After 35 years in business and more than 2,000 locations around the world, Peggy Cherng attributes the restaurant chain’s longevity and success not just to coming up with innovative menu items, but an enduring commitment to being a contributing member of their community.
In 1999, Cherng established Panda Cares, the philanthropic arm of the company, something she says she holds very close to her heart -- and that she hopes inspires Panda’s employees.
“We are Chinese first-generation immigrants, and since we’ve been able to achieve the American dream, we feel a responsibility to pay it forward to the generations after us,” Cherng says. “We really wanted to create an initiative for our associates to see our mission and values in action.”
That initiative extends to events such as Family Day, which was launched in 2015 and in its first year alone, in partnership with the nonprofit Feeding America, donated 10 million meals to hungry Americans and $1 million to help families in need.
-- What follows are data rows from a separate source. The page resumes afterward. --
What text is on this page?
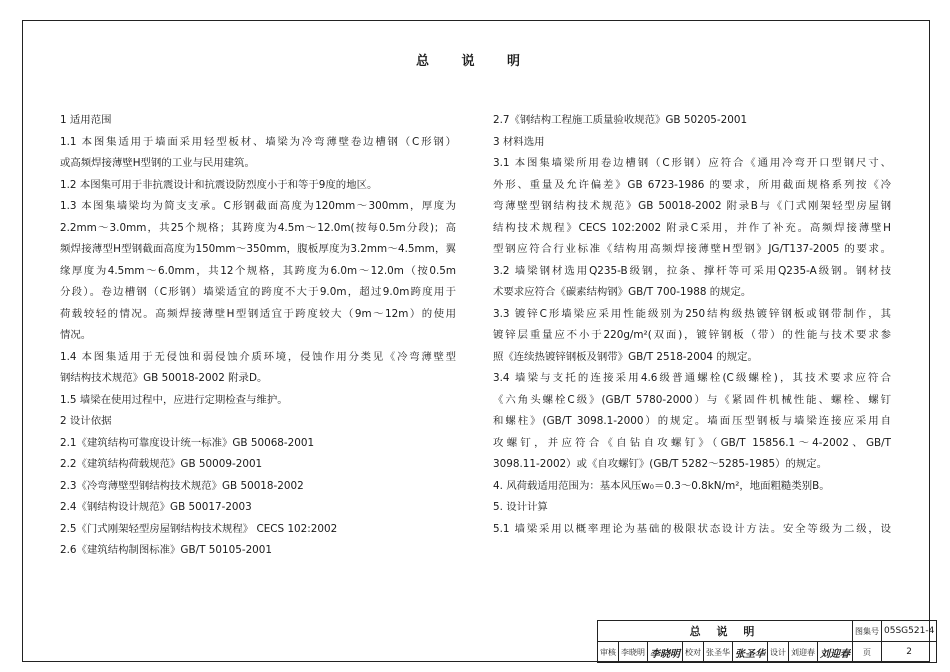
总 说 明
1 适用范围
1.1 本图集适用于墙面采用轻型板材、墙梁为冷弯薄壁卷边槽钢（C形钢）
或高频焊接薄壁H型钢的工业与民用建筑。
1.2 本图集可用于非抗震设计和抗震设防烈度小于和等于9度的地区。
1.3 本图集墙梁均为简支支承。C形钢截面高度为120mm～300mm，厚度为
2.2mm～3.0mm，共25个规格；其跨度为4.5m～12.0m(按每0.5m分段)；高
频焊接薄型H型钢截面高度为150mm～350mm，腹板厚度为3.2mm～4.5mm，翼
缘厚度为4.5mm～6.0mm，共12个规格，其跨度为6.0m～12.0m（按0.5m
分段）。卷边槽钢（C形钢）墙梁适宜的跨度不大于9.0m，超过9.0m跨度用于
荷载较轻的情况。高频焊接薄壁H型钢适宜于跨度较大（9m～12m）的使用
情况。
1.4 本图集适用于无侵蚀和弱侵蚀介质环境，侵蚀作用分类见《冷弯薄壁型
钢结构技术规范》GB 50018-2002 附录D。
1.5 墙梁在使用过程中，应进行定期检查与维护。
2 设计依据
2.1《建筑结构可靠度设计统一标准》GB 50068-2001
2.2《建筑结构荷载规范》GB 50009-2001
2.3《冷弯薄壁型钢结构技术规范》GB 50018-2002
2.4《钢结构设计规范》GB 50017-2003
2.5《门式刚架轻型房屋钢结构技术规程》 CECS 102:2002
2.6《建筑结构制图标准》GB/T 50105-2001
2.7《钢结构工程施工质量验收规范》GB 50205-2001
3 材料选用
3.1 本图集墙梁所用卷边槽钢（C形钢）应符合《通用冷弯开口型钢尺寸、
外形、重量及允许偏差》GB 6723-1986 的要求，所用截面规格系列按《冷
弯薄壁型钢结构技术规范》GB 50018-2002 附录B与《门式刚架轻型房屋钢
结构技术规程》CECS 102:2002 附录C采用，并作了补充。高频焊接薄壁H
型钢应符合行业标准《结构用高频焊接薄壁H型钢》JG/T137-2005 的要求。
3.2 墙梁钢材选用Q235-B级钢，拉条、撑杆等可采用Q235-A级钢。钢材技
术要求应符合《碳素结构钢》GB/T 700-1988 的规定。
3.3 镀锌C形墙梁应采用性能级别为250结构级热镀锌钢板或钢带制作，其
镀锌层重量应不小于220g/m²(双面)，镀锌钢板（带）的性能与技术要求参
照《连续热镀锌钢板及钢带》GB/T 2518-2004 的规定。
3.4 墙梁与支托的连接采用4.6级普通螺栓(C级螺栓)，其技术要求应符合
《六角头螺栓C级》(GB/T 5780-2000）与《紧固件机械性能、螺栓、螺钉
和螺柱》(GB/T 3098.1-2000）的规定。墙面压型钢板与墙梁连接应采用自
攻螺钉，并应符合《自钻自攻螺钉》（GB/T 15856.1～4-2002、GB/T
3098.11-2002）或《自攻螺钉》(GB/T 5282～5285-1985）的规定。
4. 风荷载适用范围为：基本风压w₀＝0.3～0.8kN/m²，地面粗糙类别B。
5. 设计计算
5.1 墙梁采用以概率理论为基础的极限状态设计方法。安全等级为二级，设
总 说 明									图集号	05SG521-4
审核	李晓明	李晓明	校对	张圣华	张圣华	设计	刘迎春	刘迎春	页	2
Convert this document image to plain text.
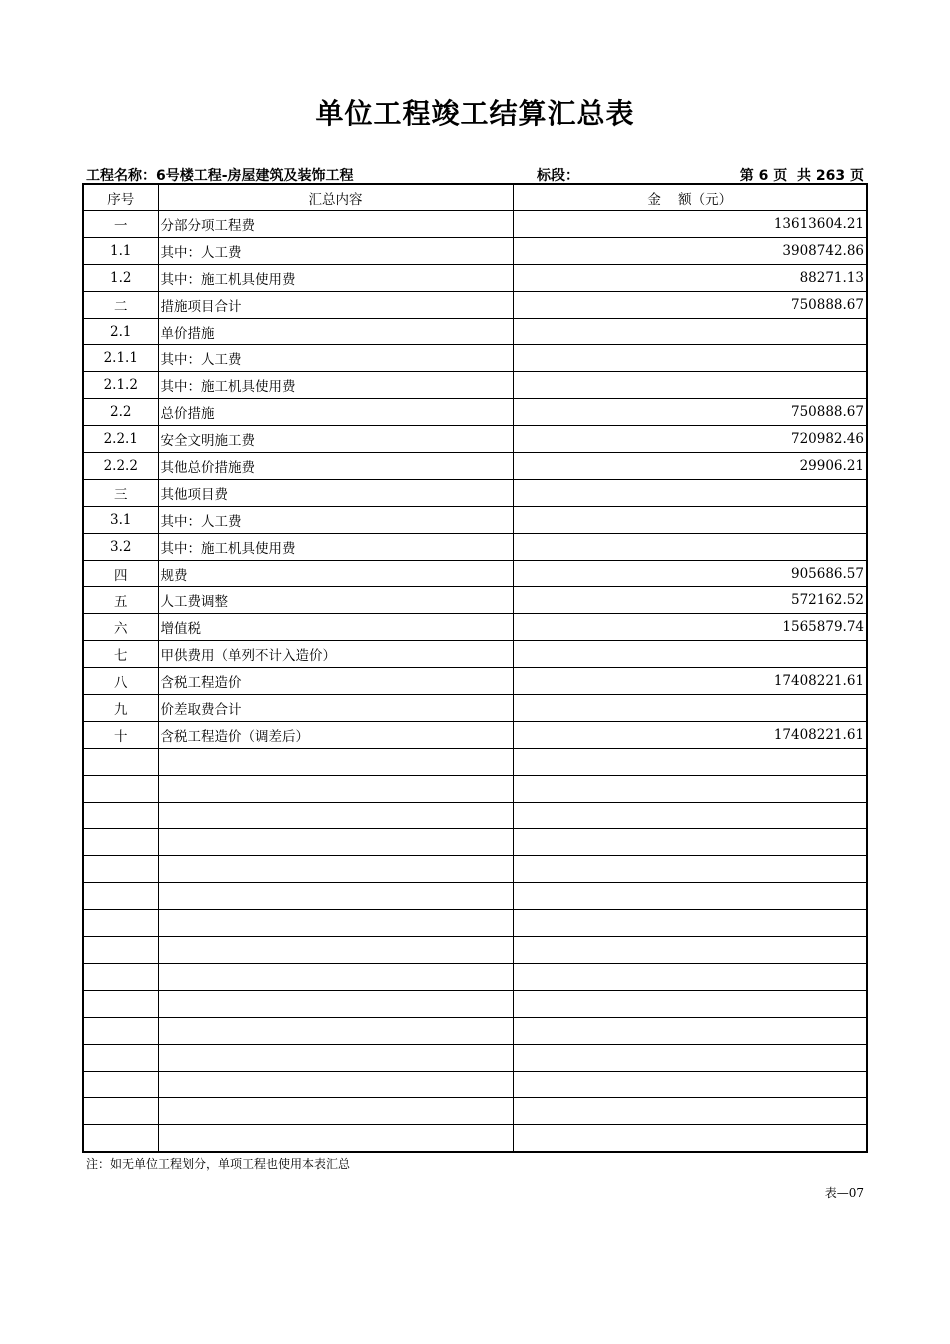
单位工程竣工结算汇总表
工程名称：6号楼工程-房屋建筑及装饰工程	标段：	第 6 页  共 263 页
序号	汇总内容	金    额（元）
一	分部分项工程费	13613604.21
1.1	其中：人工费	3908742.86
1.2	其中：施工机具使用费	88271.13
二	措施项目合计	750888.67
2.1	单价措施	
2.1.1	其中：人工费	
2.1.2	其中：施工机具使用费	
2.2	总价措施	750888.67
2.2.1	安全文明施工费	720982.46
2.2.2	其他总价措施费	29906.21
三	其他项目费	
3.1	其中：人工费	
3.2	其中：施工机具使用费	
四	规费	905686.57
五	人工费调整	572162.52
六	增值税	1565879.74
七	甲供费用（单列不计入造价）	
八	含税工程造价	17408221.61
九	价差取费合计	
十	含税工程造价（调差后）	17408221.61

注：如无单位工程划分，单项工程也使用本表汇总
表—07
Panda Express also makes it possible for diners to create their own fundraising events at its restaurants with the click of a mouse, with 20 percent of event sales donated to the organization of their choice.
Having grown the business into such a large enterprise has required the couple to shift their mindset from one that was solely focused on making sure they were meeting their personal goals to one Cherng describes as a “servant leadership mindset,” encouraging her more than 35,000 employees to feel comfortable speaking their minds and sharing their ideas.
“I focus on fostering a growth mindset in myself and in our associates,” she says. “A growth mindset comes from an individual that believes 'I can' and has the grit and perseverance to be deeply guided in their purpose in life. This builds inner strength, allowing people the ability to get back up when they get knocked down temporarily.”
While she is now a member of the California Restaurant Association Hall of Fame, Cherng’s background was no where close to the culinary world. She had a PhD in electrical engineering, which looking back she says helped when establishing the systems and infrastructure that made the business run.
Cherng says while she is always cognizant of where she came from, it is especially resonant during the month of May.
“I grew up at a time where the Asian community was not vocal in the U.S.,” she says. “Asian Pacific American Heritage Month allows us to vocalize who we are [and] what values we stand for.”